An ATM for the virtual currency Bitcoin was installed amid much publicity in Lisbon last week and the Algarve is due to have its own machine shortly.
The Bank of Portugal is not happy and has issued stern warnings as to the "risks of using virtual coins.”
The bank says that the Lisbon Bitcoin ATM is not integrated in the Portuguese ATM system and that "virtual currencies are not safe," adding that the companies which issue and market virtual currencies "are not supervised or regulated by any financial authority, national or within Europe."
Asked about security concerns with 'Bitcoins' and other virtual currencies, the director general of Captain Wings, the operator of the Lisbon ATM, said that "the technology behind 'Bitcoin' is safe, as everyone already has said, including financial authorities, and it undoubtedly is the future. They (BoP) just don’t like the coin itself."

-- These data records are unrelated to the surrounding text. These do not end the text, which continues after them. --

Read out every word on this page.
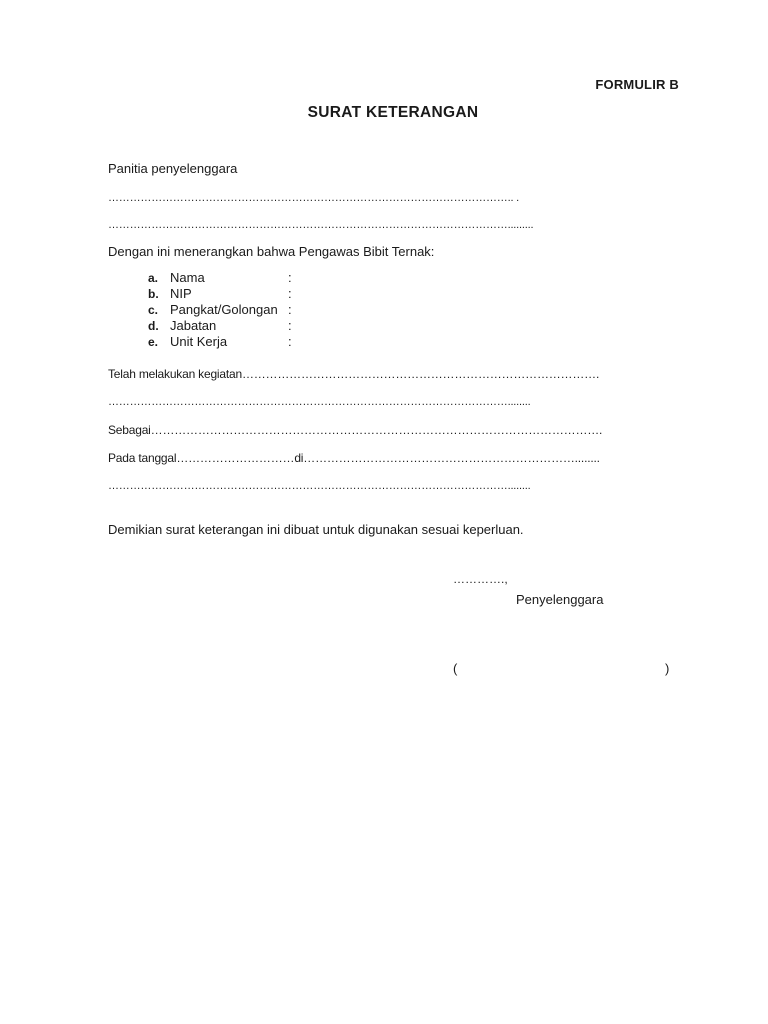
FORMULIR B
SURAT KETERANGAN
Panitia penyelenggara
………………………………………………………………………………………………….. .
………………………………………………………………………………………………….........
Dengan ini menerangkan bahwa Pengawas Bibit Ternak:
a. Nama	:
b. NIP	:
c. Pangkat/Golongan :
d. Jabatan	:
e. Unit Kerja	:
Telah melakukan kegiatan……………………………………………………………………………….
…………………………………………………………………………………………………........
Sebagai…………………………………………………………………………………………………….
Pada tanggal…………………………di……………………………………………………………........
…………………………………………………………………………………………………........
Demikian surat keterangan ini dibuat untuk digunakan sesuai keperluan.
………….,
Penyelenggara
(	)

One of the problems raised by the Bank of Portugal is the fact that users of these virtual coins bear "all the risk" since there is "no guarantee" that they will be accepted in commercial transactions. There also is no underlying guarantee if the coins become worthless or lose value.
Another issue is that "the consumer can lose his money in the trading platform and runs the risk that money from his digital wallet can be stolen" with no legal protection.
The bank warms also that "transactions in 'virtual currency' can be used for criminal activities, including money laundering," and reminds the public that the European Central Bank and the European Banking Authority both have released alerts in the last three years.
In July this year, a blog associated with the Islamic State in Iraq and Syria (ISIS) commenetd that Bitcoins could be used to held jihad ”by sending millions of dollars" to its adherents in untraceable transactions.
Faced with the risk that consumers could easily lose this virtual money housed in a mobile phone or a computer, the director general of Captain Wings, Joaquim Lambiza, said that these coins work with cryptographic keys that are so complex that only its owner with the correct passwords can access them.
"What you should always do is a 'backup' of the associated passwords," said Lambiza, adding that people should limit the amount of 'Bitcoins' carried on their phones.
By not being linked to a central government or financial institutions, the value of 'Bitcoins' and other similar virtual currencies is determined by the market through companies that buy and sell them.
"People say that with these coins, because there is no state intervention, there are no guarantees when it loses value. But the goal is precisely that there is no central control."